Tuesday, January 29, 2008


The Life and Times of a Genius

One of my favourite biographies is a life of Pepys by Claire Tomalin. Pepys lived in the 17th century and was a child during the English Civil War, of which Tomalin said something quite remarkable: the intellectual revolution accompanying it was so profound that it is difficult to understand how people thought before it occurred.

That remark was much in my mind as I read this new biography of Descartes, who also lived in the 17th century. It was a time when religion and science were closely linked, and science itself based upon the discoveries of the ancient Greeks, filtered through centuries of Scholastic thought.

People believed the sun revolved around the earth, and that angels, humans, and animals were linked in a “great chain of being.” There were four elements in the universe (earth, air, fire, and water), and four humours in the body (blood, phlegm, black bile, and yellow bile), the balancing of which was necessary to maintain good health. Vying with this traditional approach to knowledge was “a heady mixture of notions, beliefs and practices from cabalistic, occult, astrological, alchemical, hermetic and magical sources.”

Into this array of the hidebound and the bizarre stepped Descartes, whose great contribution to science was the assumption that "the natural world can be examined and understood as a system of matter in motion obeying natural laws, without the need for any invocation of supernatural forces or agencies."

He proposed to do this by jettisoning the past and starting anew, basing all science on what could be known for certain – hence his starting point, Cogito ergo sum. He promulgated this approach in his famous Discourse on Method, and applied it in his own investigation of the natural world, which included the grinding of his own lenses and the dissection of cadavers.

His Life

Descartes lived a rather adventurous life for an intellectual barely five feet tall. He spent several years wandering about the continent when it was embroiled in the Thirty Years War (1614-1648), which began as a religious conflict and devastated central Europe. He was, for a period, a mercenary, first joining the Protestant army of the Prince of Orange, and then the Catholic army of Maximilian of Bavaria. He was with the latter at the Battle of the White Mountain (near Prague) where the Protestant forces of Frederick of the Palatinate were routed. [Other sources have also placed him at the infamous siege of La Rochelle, where Cardinal Richelieu starved to death 20,000 Huguenots.]

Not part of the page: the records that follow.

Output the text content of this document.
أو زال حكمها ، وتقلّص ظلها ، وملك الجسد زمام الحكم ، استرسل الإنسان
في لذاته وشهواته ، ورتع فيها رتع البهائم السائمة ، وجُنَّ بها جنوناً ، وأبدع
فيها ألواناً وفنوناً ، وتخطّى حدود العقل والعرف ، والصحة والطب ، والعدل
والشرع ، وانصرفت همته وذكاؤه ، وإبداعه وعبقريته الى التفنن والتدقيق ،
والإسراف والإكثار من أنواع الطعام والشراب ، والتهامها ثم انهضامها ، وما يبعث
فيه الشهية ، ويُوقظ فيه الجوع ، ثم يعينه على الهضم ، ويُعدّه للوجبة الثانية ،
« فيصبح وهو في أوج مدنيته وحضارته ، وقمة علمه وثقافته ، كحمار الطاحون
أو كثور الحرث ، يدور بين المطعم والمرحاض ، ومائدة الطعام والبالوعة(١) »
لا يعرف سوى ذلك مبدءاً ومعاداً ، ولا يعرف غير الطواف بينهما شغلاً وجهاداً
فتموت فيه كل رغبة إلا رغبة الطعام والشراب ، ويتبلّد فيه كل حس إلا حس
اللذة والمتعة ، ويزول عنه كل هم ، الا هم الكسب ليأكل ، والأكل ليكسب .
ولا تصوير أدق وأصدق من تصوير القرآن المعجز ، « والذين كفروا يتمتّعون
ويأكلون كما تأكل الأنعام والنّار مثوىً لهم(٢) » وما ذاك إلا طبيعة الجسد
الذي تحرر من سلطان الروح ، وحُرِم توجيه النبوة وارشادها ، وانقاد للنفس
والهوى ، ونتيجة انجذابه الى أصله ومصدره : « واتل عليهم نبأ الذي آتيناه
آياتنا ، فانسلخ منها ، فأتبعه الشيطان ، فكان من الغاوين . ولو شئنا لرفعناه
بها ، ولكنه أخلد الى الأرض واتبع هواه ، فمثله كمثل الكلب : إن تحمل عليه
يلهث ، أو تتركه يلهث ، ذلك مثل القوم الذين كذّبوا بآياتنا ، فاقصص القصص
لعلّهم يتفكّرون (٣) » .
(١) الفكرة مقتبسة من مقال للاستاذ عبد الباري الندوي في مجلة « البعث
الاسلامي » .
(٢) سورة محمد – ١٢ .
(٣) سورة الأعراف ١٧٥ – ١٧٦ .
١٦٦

The author of this bio, A.C. Grayling, has an interesting theory for why Descartes so often turned up in contentious areas in Europe. He may have been a Jesuit intelligence agent. Descartes was educated by Jesuits, who in turn encouraged the Habsburg rulers of the Holy Roman Empire to reclaim Catholic territories lost to Protestant forces during the Reformation.

If true, it may explain why Descartes spent the remaining portion of his life in the Protestant Netherlands. His pro-Habsburg Jesuit interests would not have endeared him to France, which had reasons of its own for opposing Habsburg ambitions. The need for caution was further underlined when in 1633 Galileo was tried for heresy by the Inquisition, and required to remain under house arrest for the remainder of his life. Descartes immediately abandoned plans to publish his masterwork, Le Monde, and changed residences frequently.

Whether or not Descartes was a spy, it was a good time to be in the Netherlands, which was not only wealthy and tolerant, but also enjoying the Dutch Golden Age. Descartes wrote all of his major works there, and shared with Rembrandt the patronage of Christiaan Huygens's father. It was there he met Princess Elizabeth of Bohemia, with whom he struck up a close intellectual relationship.

When he finally did venture back to France, he supped with Thomas Hobbes and met Blaise Pascal, who showed him the calculating machine he had made (“the first ever computer, based on the technology of knitting machines”). Improbably his life came to an end in Sweden, where he was enticed by Queen Christina to serve as her personal tutor.

Grayling points out several ironies here. Princess Elizabeth was the daughter of Frederick, the Elector Palatine, whom Descartes helped to overthrow at the Battle of the White Mountain. Christina of Sweden was her cousin, and daughter of the great Gustavus Adolphus, who brought Sweden into the Thirty Years War on the Protestant side. Christina was instrumental in ending the war, and after Descartes died she abdicated and converted to Catholicism.

His Legacy

Many of Descartes’s scientific notions were wrong. Indeed, some of them sound as unlikely as other crackpot ideas of the time. He believed that the pineal gland was the seat of the soul, that the motion of the planets is explained by vortices in a universal fluid, and that vision results from "pressure on the eye" by that fluid.

Despite these missteps, Descartes is today considered the “Father of Modern Philosophy.” Among other achievements he discovered the law of refraction and created analytic geometry, which is taught in high schools today. His Discourse on Method is one of the seminal texts of the modern world. After four centuries the book is still in print and taught in universities around the world.